How Paul Ryan Will De-Cuck Himself
October 27, 2016

There's a lot of talk right now about Paul Ryan's future in the wake of a likely Donald Trump defeat and loses for House and Senate Republicans. In The New York Times, Jeremy Peters and Maggie Haberman report:

Some in the deeply factionalized Republican Party, including Mr. Trump and some of his senior aides, are already fanning the flames for a revolt against the House speaker, Representative Paul D. Ryan of Wisconsin, once Congress reconvenes after the election....

Mr. Trump’s campaign chairman, Stephen K. Bannon, the provocative chairman of Breitbart News, made Mr. Ryan a frequent target of its coverage while he ran the website and is said to be particularly intent on forcing Mr. Ryan out....

“There’s a huge chunk of people who want to see a fight taken to D.C.,” said Representative Dave Brat, Republican of Virginia and a member of the House Freedom Caucus, which has pressed Mr. Ryan on several issues since he became speaker last year. Mr. Brat said many conservatives remained perplexed as to why Mr. Ryan and Republican leaders would choose to criticize Mr. Trump rather than focus their energy on Mrs. Clinton.

“Leadership comes and smacks our guy?” Mr. Brat said. “That’s where you’re going to put down a marker? Really? And the American people are just scratching their head saying, ‘Really? That’s rich.’”

This is part of a general sense among some observers that the GOP is going to be one big circular firing squad. Here's The Washington Post's Greg Sargent:

... the battle lines will roughly divide between GOP leaders, party strategists, and establishment figures who are urging one set of lessons to be drawn from the defeat (that the party needs to make peace with cultural and demographic change), and Trump supporters who are urging that a very different set of lessons be drawn (that the party must embrace Trump’s species of ethno-nationalism and xenophobic, America First populism). As one congressional expert puts it: “I expect civil war within the GOP after November 8th, as party elites inside and outside of Congress jockey to assign blame and claim the GOP mantle going forward.”

Will Republicans tear one another apart? Will Trumpites vow never to vote for members of the hated GOP establishment?
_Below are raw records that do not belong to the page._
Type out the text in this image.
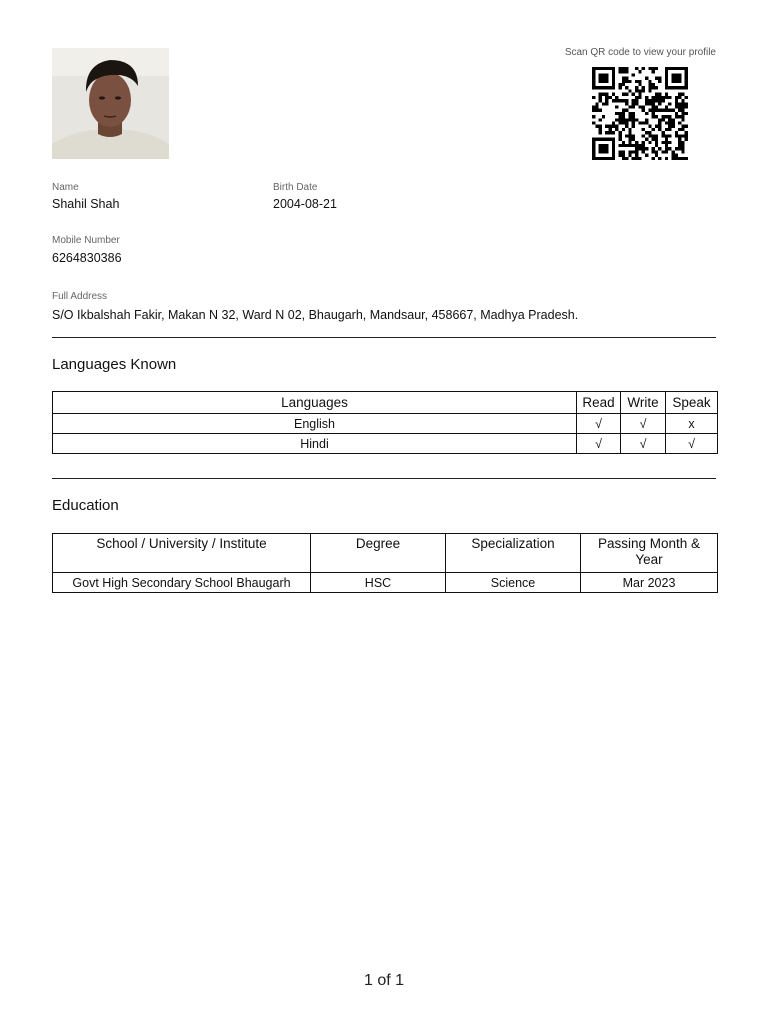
Scan QR code to view your profile
Name
Shahil Shah
Birth Date
2004-08-21
Mobile Number
6264830386
Full Address
S/O Ikbalshah Fakir, Makan N 32, Ward N 02, Bhaugarh, Mandsaur, 458667, Madhya Pradesh.
Languages Known
Languages	Read	Write	Speak
English	√	√	x
Hindi	√	√	√
Education
School / University / Institute	Degree	Specialization	Passing Month & Year
Govt High Secondary School Bhaugarh	HSC	Science	Mar 2023
1 of 1
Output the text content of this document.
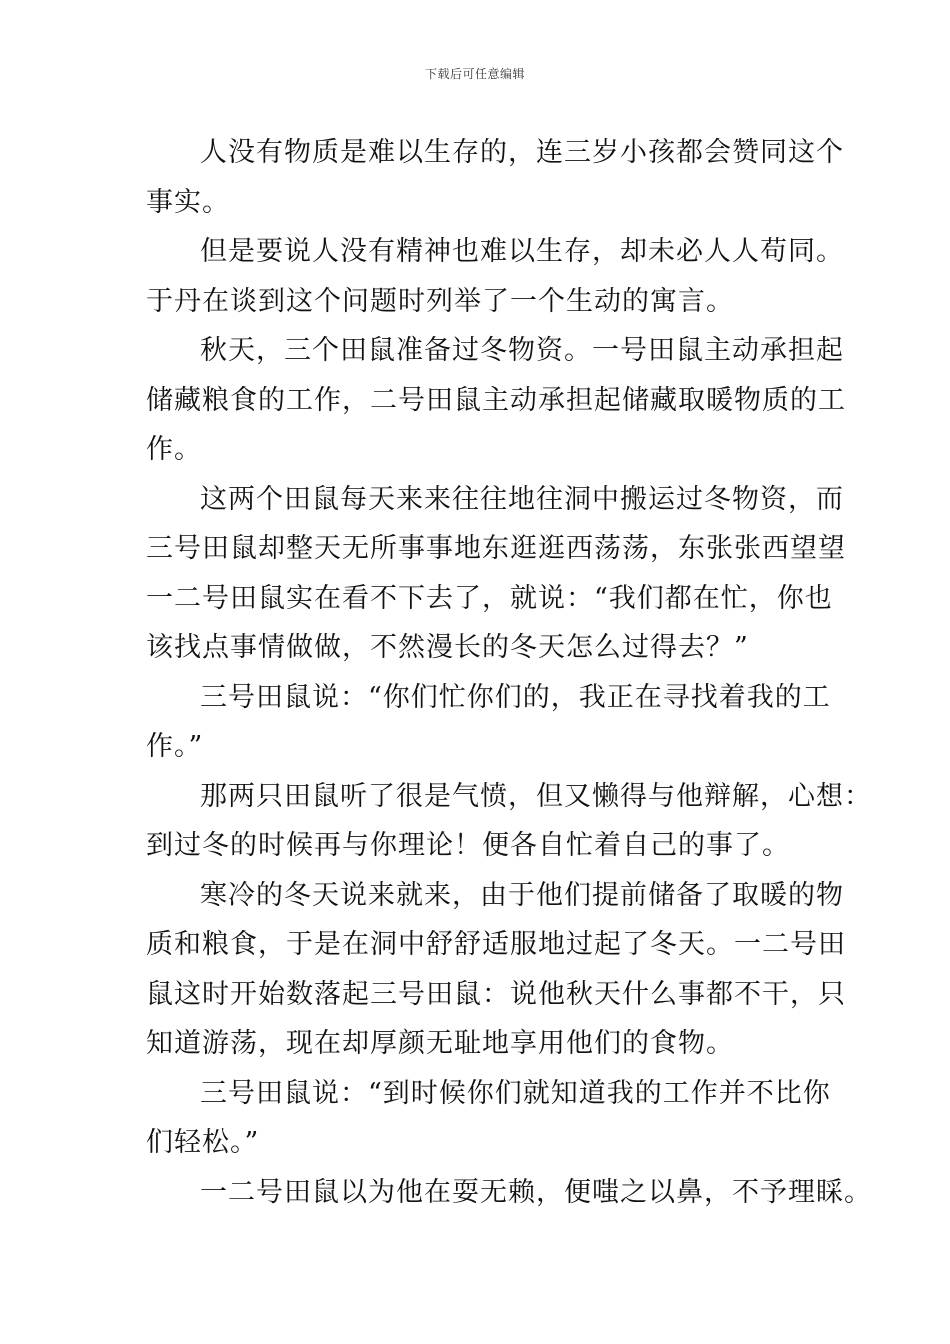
下载后可任意编辑

人没有物质是难以生存的，连三岁小孩都会赞同这个
事实。

但是要说人没有精神也难以生存，却未必人人苟同。
于丹在谈到这个问题时列举了一个生动的寓言。

秋天，三个田鼠准备过冬物资。一号田鼠主动承担起
储藏粮食的工作，二号田鼠主动承担起储藏取暖物质的工
作。

这两个田鼠每天来来往往地往洞中搬运过冬物资，而
三号田鼠却整天无所事事地东逛逛西荡荡，东张张西望望
一二号田鼠实在看不下去了，就说：“我们都在忙，你也
该找点事情做做，不然漫长的冬天怎么过得去？”

三号田鼠说：“你们忙你们的，我正在寻找着我的工
作。”

那两只田鼠听了很是气愤，但又懒得与他辩解，心想：
到过冬的时候再与你理论！便各自忙着自己的事了。

寒冷的冬天说来就来，由于他们提前储备了取暖的物
质和粮食，于是在洞中舒舒适服地过起了冬天。一二号田
鼠这时开始数落起三号田鼠：说他秋天什么事都不干，只
知道游荡，现在却厚颜无耻地享用他们的食物。

三号田鼠说：“到时候你们就知道我的工作并不比你
们轻松。”

一二号田鼠以为他在耍无赖，便嗤之以鼻，不予理睬。
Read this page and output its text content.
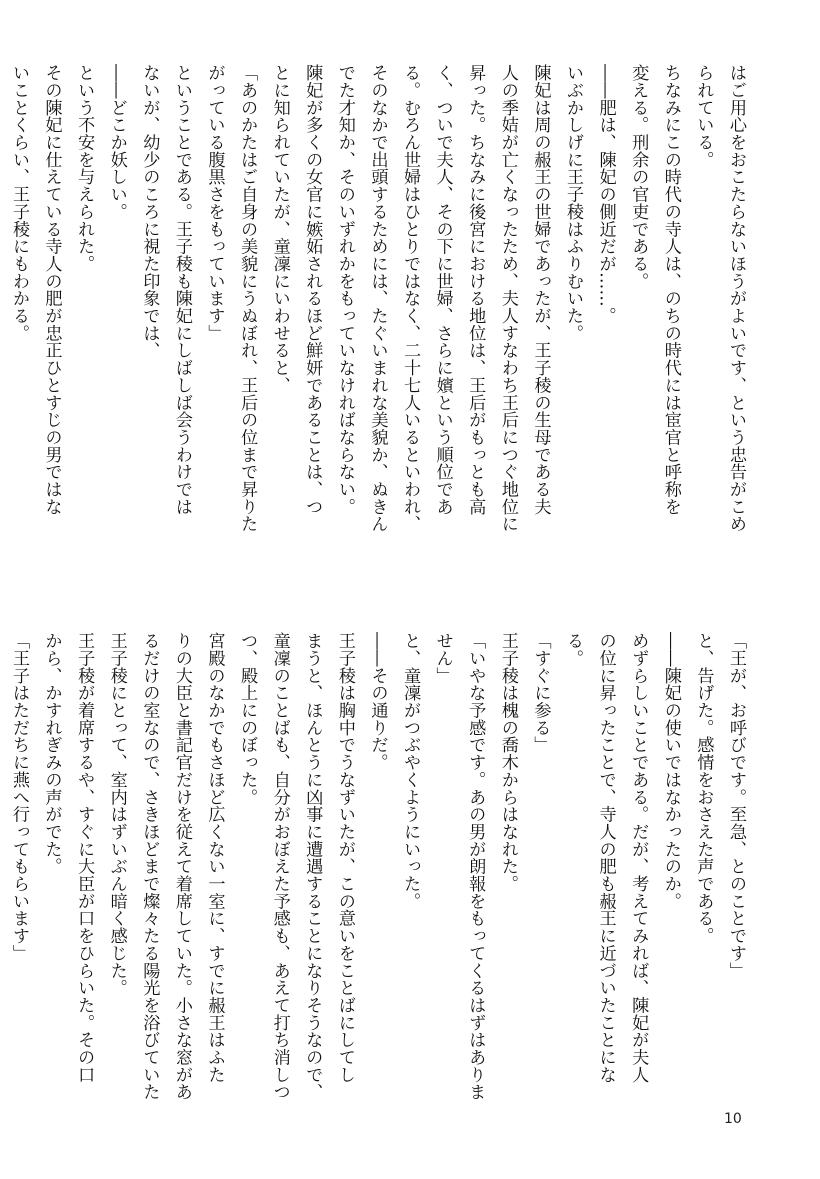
はご用心をおこたらないほうがよいです、という忠告がこめ
られている。
ちなみにこの時代の寺人は、のちの時代には宦官と呼称を
変える。刑余の官吏である。
――肥は、陳妃の側近だが……。
いぶかしげに王子稜はふりむいた。
陳妃は周の赧王の世婦であったが、王子稜の生母である夫
人の季姞が亡くなったため、夫人すなわち王后につぐ地位に
昇った。ちなみに後宮における地位は、王后がもっとも高
く、ついで夫人、その下に世婦、さらに嬪という順位であ
る。むろん世婦はひとりではなく、二十七人いるといわれ、
そのなかで出頭するためには、たぐいまれな美貌か、ぬきん
でた才知か、そのいずれかをもっていなければならない。
陳妃が多くの女官に嫉妬されるほど鮮妍であることは、つ
とに知られていたが、童凜にいわせると、
「あのかたはご自身の美貌にうぬぼれ、王后の位まで昇りた
がっている腹黒さをもっています」
ということである。王子稜も陳妃にしばしば会うわけでは
ないが、幼少のころに視た印象では、
――どこか妖しい。
という不安を与えられた。
その陳妃に仕えている寺人の肥が忠正ひとすじの男ではな
いことくらい、王子稜にもわかる。
「王が、お呼びです。至急、とのことです」
と、告げた。感情をおさえた声である。
――陳妃の使いではなかったのか。
めずらしいことである。だが、考えてみれば、陳妃が夫人
の位に昇ったことで、寺人の肥も赧王に近づいたことにな
る。
「すぐに参る」
王子稜は槐の喬木からはなれた。
「いやな予感です。あの男が朗報をもってくるはずはありま
せん」
と、童凜がつぶやくようにいった。
――その通りだ。
王子稜は胸中でうなずいたが、この意いをことばにしてし
まうと、ほんとうに凶事に遭遇することになりそうなので、
童凜のことばも、自分がおぼえた予感も、あえて打ち消しつ
つ、殿上にのぼった。
宮殿のなかでもさほど広くない一室に、すでに赧王はふた
りの大臣と書記官だけを従えて着席していた。小さな窓があ
るだけの室なので、さきほどまで燦々たる陽光を浴びていた
王子稜にとって、室内はずいぶん暗く感じた。
王子稜が着席するや、すぐに大臣が口をひらいた。その口
から、かすれぎみの声がでた。
「王子はただちに燕へ行ってもらいます」
10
Oh, I wish -- but Dave Weigel's story today in the Post suggests to me that Trumpites and Trump skeptics will probably kiss and make up soon, united around their new shared goal: destroying Hillary Clinton by any means necessary.

Jason Chaffetz, the Utah congressman wrapping up his first term atop the powerful House Oversight Committee, unendorsed Donald Trump weeks ago. That freed him up to prepare for something else: spending years, come January, probing the record of a President Hillary Clinton.

“It’s a target-rich environment,” the Republican said in an interview in Salt Lake City’s suburbs. “Even before we get to Day One, we’ve got two years’ worth of material already lined up. She has four years of history at the State Department, and it ain’t good.”

If Republicans retain control of the House, something that GOP-friendly maps make possible even in the event of a Trump loss, Clinton will become the first president since George H.W. Bush to immediately face a House Oversight Committee controlled by the opposition party....

And the Oversight Committee may not be the only House panel ready for partisan battle. While the Select Committee on Benghazi appears to have finished its work, Rep. Jim Jordan (R-Ohio), a committee member who says Clinton might have perjured herself on questions about her email, said recently that he wants the committee to continue.

And guess who's fully on board:

“The rigorous oversight conducted by House Republicans has already brought to light troubling developments in the [Hillary] Clinton email scandal,” the office of House Speaker Paul D. Ryan (R-Wis.) said in a statement to The Washington Post. “The speaker supports [Oversight’s] investigative efforts following where the evidence leads, especially where it shows the need for changes in the law.”

(The "changes to the law" but is just Ryan's way of pretending to be high-minded about this. The rest is what he really meant.)

Assuming he isn't quickly defenestrated, Ryan and the rest of the GOP establishment are just going to go all in on a campaign of multiple Clinton investigations and relentless obstructionism. (I know, I know: And this is different from the current Congress how exactly?) The long-term danger for the establishment is that Trump voters might consider Ryan et al. to be failures if the new president isn't literally in prison by the time of the 2018 midterms. In the short term, however, he and the rest of the Republicans in the House will seem, to the Trumpers, to be the only force holding off the Apocalypse.

So expect the worst from congressional Republicans. They're going to go along with scorched earth during the early days of the Clinton presidency the same way they went along with endorsing the scorched-earth candidacy of Donald Trump after he won the nomination. Call their value system "personal survival over country."